Experts have recreated the skeleton and grave of King Richard III, which were found under a car park in Leicester.
University of Leicester archaeologists who discovered the royal's remains have designed a 3D interactive representation of the king in his coffin, to show the minimal reverence with which he was buried.
Richard III, the last king of England to die in battle, was discovered beneath a Leicester car park in September 2012, and was reinterred at Leicester Cathedral on March 26 last year.
Now the Plantagenet monarch, who died aged 32 in 1485 during the Battle of Bosworth, has been the subject of a virtual reincarnation.

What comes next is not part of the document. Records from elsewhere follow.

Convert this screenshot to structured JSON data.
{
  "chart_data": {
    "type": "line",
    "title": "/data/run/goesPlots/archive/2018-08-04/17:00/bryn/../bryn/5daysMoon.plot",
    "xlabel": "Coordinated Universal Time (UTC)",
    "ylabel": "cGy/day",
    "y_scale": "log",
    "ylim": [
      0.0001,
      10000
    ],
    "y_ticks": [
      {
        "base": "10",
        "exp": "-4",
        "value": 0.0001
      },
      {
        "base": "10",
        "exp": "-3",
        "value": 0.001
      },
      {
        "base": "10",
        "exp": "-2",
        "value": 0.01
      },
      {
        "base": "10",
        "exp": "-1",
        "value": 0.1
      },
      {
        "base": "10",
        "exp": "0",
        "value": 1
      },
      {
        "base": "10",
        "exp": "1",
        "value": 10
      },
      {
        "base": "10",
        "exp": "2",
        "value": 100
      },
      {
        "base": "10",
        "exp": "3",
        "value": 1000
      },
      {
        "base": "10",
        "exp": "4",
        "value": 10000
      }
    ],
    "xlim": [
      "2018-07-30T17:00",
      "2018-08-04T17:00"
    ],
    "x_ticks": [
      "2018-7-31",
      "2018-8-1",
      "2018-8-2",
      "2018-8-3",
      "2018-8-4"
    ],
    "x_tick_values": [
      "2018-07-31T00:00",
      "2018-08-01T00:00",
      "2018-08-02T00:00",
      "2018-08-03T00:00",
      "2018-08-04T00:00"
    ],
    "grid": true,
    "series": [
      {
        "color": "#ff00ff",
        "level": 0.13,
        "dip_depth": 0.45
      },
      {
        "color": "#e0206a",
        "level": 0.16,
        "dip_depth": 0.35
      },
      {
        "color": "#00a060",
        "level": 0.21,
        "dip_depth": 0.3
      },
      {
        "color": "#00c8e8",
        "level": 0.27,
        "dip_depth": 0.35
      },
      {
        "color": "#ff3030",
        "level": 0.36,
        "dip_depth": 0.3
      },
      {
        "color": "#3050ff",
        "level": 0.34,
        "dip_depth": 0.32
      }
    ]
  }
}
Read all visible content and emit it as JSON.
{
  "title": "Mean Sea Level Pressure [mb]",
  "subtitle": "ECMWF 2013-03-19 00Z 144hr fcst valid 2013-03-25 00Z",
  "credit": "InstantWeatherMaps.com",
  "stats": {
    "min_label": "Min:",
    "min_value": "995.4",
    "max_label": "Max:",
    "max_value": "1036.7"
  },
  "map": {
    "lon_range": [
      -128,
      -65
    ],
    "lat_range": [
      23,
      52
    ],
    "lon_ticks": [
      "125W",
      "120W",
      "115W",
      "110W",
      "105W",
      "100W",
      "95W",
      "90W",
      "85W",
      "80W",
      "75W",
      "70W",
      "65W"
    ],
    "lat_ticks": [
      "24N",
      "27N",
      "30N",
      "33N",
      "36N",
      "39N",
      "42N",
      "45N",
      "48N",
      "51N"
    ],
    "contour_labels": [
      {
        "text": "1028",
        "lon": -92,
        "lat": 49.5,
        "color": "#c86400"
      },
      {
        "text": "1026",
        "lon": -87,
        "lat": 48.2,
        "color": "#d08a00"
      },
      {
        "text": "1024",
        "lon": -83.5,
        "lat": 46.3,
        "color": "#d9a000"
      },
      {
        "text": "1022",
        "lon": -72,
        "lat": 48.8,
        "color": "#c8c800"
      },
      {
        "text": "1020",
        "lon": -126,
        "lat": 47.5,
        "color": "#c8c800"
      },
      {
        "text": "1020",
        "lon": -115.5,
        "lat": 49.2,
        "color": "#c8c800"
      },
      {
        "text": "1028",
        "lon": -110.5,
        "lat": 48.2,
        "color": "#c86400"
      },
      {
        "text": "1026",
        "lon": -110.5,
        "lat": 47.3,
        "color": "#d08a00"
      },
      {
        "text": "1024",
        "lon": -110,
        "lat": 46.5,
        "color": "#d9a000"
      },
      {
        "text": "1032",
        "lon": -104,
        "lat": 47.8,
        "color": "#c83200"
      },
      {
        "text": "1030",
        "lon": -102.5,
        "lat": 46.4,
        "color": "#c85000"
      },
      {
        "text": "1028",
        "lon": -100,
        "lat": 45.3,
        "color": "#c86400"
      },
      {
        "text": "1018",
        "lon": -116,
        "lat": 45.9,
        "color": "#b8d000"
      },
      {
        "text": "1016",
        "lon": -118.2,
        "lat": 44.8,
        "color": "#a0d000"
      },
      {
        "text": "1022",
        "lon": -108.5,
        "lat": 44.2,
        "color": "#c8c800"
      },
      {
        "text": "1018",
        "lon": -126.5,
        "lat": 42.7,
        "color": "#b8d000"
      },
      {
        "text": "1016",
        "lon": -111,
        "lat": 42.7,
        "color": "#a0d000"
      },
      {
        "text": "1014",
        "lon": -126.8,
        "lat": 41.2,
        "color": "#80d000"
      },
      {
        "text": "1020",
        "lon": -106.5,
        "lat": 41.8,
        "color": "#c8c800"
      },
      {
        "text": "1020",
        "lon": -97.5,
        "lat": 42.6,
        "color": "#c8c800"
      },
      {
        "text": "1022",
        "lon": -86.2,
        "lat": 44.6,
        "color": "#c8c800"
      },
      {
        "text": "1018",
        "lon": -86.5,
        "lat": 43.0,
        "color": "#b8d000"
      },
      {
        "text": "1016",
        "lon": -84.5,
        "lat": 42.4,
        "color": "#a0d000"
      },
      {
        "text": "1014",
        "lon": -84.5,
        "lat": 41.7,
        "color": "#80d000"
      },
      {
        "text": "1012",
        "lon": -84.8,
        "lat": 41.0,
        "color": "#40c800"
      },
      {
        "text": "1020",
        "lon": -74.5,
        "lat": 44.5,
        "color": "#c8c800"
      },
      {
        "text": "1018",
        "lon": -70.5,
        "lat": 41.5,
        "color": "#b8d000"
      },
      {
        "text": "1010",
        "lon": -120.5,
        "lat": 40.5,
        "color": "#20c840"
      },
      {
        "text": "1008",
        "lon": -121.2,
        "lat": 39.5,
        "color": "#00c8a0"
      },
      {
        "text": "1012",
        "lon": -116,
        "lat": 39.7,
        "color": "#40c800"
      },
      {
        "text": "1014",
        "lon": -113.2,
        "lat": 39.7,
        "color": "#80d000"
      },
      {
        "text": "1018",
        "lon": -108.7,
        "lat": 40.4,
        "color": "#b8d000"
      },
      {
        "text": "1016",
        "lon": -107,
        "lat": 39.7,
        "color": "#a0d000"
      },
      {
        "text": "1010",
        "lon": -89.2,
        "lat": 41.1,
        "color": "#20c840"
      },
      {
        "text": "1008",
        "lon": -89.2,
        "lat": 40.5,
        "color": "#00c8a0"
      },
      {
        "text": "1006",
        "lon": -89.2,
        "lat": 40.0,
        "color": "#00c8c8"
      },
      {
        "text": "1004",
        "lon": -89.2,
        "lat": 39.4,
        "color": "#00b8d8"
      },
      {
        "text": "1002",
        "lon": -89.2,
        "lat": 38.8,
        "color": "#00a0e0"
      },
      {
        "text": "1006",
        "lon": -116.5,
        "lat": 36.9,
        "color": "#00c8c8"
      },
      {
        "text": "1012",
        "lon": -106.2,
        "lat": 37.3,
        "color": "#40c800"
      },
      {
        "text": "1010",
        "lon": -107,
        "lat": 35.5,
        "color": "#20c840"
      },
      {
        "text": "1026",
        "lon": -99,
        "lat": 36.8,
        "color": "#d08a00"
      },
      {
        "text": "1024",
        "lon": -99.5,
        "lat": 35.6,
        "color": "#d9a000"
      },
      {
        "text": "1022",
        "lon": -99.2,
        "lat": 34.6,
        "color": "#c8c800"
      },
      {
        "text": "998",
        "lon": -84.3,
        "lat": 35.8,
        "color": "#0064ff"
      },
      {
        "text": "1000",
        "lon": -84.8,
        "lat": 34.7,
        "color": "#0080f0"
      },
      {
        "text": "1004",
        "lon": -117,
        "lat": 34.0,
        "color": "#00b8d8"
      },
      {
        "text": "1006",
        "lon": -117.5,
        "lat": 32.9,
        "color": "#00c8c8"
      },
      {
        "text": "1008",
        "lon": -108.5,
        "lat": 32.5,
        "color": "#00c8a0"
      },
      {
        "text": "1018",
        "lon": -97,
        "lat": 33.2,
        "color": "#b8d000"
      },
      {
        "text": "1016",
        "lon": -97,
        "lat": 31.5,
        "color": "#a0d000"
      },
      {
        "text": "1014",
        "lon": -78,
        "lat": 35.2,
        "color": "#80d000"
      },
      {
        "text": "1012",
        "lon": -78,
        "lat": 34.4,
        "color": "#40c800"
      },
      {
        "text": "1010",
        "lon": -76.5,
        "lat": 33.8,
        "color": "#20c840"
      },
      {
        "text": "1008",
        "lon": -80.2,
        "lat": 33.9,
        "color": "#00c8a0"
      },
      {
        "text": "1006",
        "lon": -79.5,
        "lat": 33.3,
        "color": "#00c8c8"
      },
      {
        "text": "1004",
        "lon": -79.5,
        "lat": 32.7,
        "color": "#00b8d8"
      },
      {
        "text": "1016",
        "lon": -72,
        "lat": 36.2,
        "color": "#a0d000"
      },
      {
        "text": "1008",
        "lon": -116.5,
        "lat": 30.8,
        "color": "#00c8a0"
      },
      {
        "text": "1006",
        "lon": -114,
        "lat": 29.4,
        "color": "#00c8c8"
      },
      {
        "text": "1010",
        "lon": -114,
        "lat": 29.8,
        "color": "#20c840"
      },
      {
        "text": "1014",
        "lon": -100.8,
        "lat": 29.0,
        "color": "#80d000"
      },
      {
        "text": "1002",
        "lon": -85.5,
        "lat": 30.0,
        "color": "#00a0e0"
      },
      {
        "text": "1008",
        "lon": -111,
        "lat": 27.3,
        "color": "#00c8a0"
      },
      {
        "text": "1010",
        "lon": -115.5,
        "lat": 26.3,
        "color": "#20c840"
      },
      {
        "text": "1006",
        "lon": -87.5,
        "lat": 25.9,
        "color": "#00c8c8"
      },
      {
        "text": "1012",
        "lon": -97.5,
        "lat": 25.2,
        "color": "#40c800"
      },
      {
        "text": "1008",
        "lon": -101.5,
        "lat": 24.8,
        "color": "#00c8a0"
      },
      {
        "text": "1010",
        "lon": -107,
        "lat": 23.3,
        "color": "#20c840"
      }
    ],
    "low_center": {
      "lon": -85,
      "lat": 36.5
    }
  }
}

Using photogrammetry - software that turns multiple 2D photographs into a 3D model - University of Leicester Archaeological Services (ULAS) were able to create a rotatable and detailed image of the king's body.
Using 3D sharing platform Sketchfab, users can explore the grave that was too short for the royal, seeing how his head was propped up against the walls.
Mathew Morris, Site Supervisor for ULAS and the man who first discovered the remains, said: "Photogrammetry provides a fantastic analytical tool that allows us to examine the grave from angles that would have been physically difficult or impossible to achieve during the excavation, and gives us the ability to continue to examine the king's grave long after the excavation has finished."
The original Dig For Richard III project was led by the University of Leicester, working with Leicester City Council in association with the Richard III Society.